こうして得られた植物体は、さらに植物体ホルモンを含まないL3培地上に移植して発根を促した。約1ケ月後に鉢上げを行った。鉢上げ後は、16時間日長、10000ルクス、15℃の環境で栽培したところ、形質転換したオオムギ植物体が多数得られた。得られた植物体中に、耐熱性β−アミラーゼ遺伝子断片が存在しているか否かをポリメラーゼ連鎖反応法(PCR法)を用いて調査した結果、その存在が確認された。
この個体の登熟中種子より、10mMのDTTを含む50mM酢酸バッファーを用いてアミラーゼを抽出し、50〜75℃(2.5℃間隔)で30分の熱処理を行った後、ダイヤカラーAMYにてβ−アミラーゼ活性の測定を行い、耐熱性を調査した。結果を図6に示す。
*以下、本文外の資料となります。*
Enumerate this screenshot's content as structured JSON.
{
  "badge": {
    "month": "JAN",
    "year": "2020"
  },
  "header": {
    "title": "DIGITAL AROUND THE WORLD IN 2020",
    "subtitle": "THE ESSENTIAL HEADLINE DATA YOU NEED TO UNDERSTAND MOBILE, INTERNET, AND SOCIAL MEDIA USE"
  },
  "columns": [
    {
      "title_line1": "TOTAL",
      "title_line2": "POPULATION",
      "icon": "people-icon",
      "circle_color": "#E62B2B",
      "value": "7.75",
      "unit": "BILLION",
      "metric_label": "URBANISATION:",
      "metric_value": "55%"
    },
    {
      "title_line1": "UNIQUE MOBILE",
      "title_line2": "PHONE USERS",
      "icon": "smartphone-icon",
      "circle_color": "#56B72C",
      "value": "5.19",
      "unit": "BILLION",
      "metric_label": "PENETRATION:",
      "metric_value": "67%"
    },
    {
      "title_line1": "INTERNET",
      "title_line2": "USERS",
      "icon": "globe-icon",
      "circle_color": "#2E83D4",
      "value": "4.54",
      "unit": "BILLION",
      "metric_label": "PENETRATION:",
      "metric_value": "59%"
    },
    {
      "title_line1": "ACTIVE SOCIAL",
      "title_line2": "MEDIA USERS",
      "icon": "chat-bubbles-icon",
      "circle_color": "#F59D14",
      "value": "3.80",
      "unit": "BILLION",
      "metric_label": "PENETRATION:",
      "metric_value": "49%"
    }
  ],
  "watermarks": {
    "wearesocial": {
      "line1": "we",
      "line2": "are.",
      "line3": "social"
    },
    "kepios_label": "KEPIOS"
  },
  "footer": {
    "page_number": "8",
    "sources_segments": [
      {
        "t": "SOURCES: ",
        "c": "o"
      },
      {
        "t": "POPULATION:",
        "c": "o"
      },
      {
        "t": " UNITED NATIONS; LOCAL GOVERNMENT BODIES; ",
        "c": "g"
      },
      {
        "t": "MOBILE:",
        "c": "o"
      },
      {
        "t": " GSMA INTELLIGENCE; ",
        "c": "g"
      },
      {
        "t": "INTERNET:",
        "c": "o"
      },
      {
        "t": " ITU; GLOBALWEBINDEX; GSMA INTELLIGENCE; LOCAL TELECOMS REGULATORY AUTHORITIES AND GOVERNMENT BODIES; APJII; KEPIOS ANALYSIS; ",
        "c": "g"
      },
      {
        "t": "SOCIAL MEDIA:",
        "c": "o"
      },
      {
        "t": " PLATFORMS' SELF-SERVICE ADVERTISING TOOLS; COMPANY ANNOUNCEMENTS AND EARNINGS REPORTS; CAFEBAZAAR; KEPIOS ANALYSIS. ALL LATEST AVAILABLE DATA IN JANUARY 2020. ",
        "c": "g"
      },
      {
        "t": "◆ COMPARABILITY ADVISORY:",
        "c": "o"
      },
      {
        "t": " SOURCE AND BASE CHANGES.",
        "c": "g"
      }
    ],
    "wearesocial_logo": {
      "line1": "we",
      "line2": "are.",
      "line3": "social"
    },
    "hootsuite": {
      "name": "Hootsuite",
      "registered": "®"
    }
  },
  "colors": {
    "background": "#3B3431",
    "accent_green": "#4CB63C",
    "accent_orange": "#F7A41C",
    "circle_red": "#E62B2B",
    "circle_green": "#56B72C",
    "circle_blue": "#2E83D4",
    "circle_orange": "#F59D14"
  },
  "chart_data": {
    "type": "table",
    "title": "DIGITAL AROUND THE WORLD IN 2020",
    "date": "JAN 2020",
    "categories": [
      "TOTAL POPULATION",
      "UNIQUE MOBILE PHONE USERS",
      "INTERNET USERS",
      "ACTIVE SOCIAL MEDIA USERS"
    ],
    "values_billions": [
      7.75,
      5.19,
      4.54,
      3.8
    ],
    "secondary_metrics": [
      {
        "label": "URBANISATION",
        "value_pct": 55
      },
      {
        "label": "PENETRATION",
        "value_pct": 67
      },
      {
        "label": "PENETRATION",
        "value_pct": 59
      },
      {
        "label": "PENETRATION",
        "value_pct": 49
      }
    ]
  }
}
図から明らかなように、対照の耐熱性β−アミラーゼ遺伝子が導入されていないプロトプラスト由来個体の種子サンプルpと比較して、耐熱性β−アミラーゼ遺伝子が導入されている種子サンプルa,bには、耐熱性β−アミラーゼが蓄積されていることが確認された。特に、種子サンプルaでは、耐熱性β−アミラーゼの蓄積が顕著であることがわかった。
産業上の利用可能性
本発明により、植物種子中に特異的に発現する遺伝子のプロモーターが提供され、特にβ−アミラーゼ遺伝子のプロモーター領域の塩基配列および登熟種子中での活性が明らかとなった。このプロモーターに適当な外来遺伝子および転写終結因子を連結して大麦、その他の植物に導入すれば、大麦、その他の植物の種子を意図的に改良したり、あるいは種子での物質生産が可能となり、植物育種の分野に貢献できる。
配列表
配列番号:1
配列の長さ:1276
配列の型:核酸
鎖の数:二本鎖
トポロジー:直鎖状
配列の種類:DNA
配列:
Figure 0004424756
配列番号:2
配列の長さ:1066
配列の型:核酸
鎖の数:二本鎖
トポロジー:直鎖状
配列の種類:DNA
配列:
Figure 0004424756
配列番号:3
配列の長さ:2142
配列の型:核酸
鎖の数:二本鎖
トポロジー:直鎖状
配列の種類:DNA
配列:
Figure 0004424756
Figure 0004424756

Claims (2)

  1. 植物種子中で導入遺伝子を発現可能なプロモーターを含むベクターによって形質転換すること、該プロモーターが配列表の配列番号1に示す塩基配列を有するものであること、及び、該導入遺伝子が耐熱性β−アミラーゼ遺伝子であることを特徴とするトランスジェニック大麦植物の作出方法。
  2. 植物種子中で導入遺伝子を発現可能なプロモーターを含むベクターによって形質転換されたこと、該プロモーターが配列表の配列番号1に示す塩基配列を有するものであること、及び、該導入遺伝子が耐熱性β−アミラーゼ遺伝子であることを特徴とするトランスジェニック大麦植物。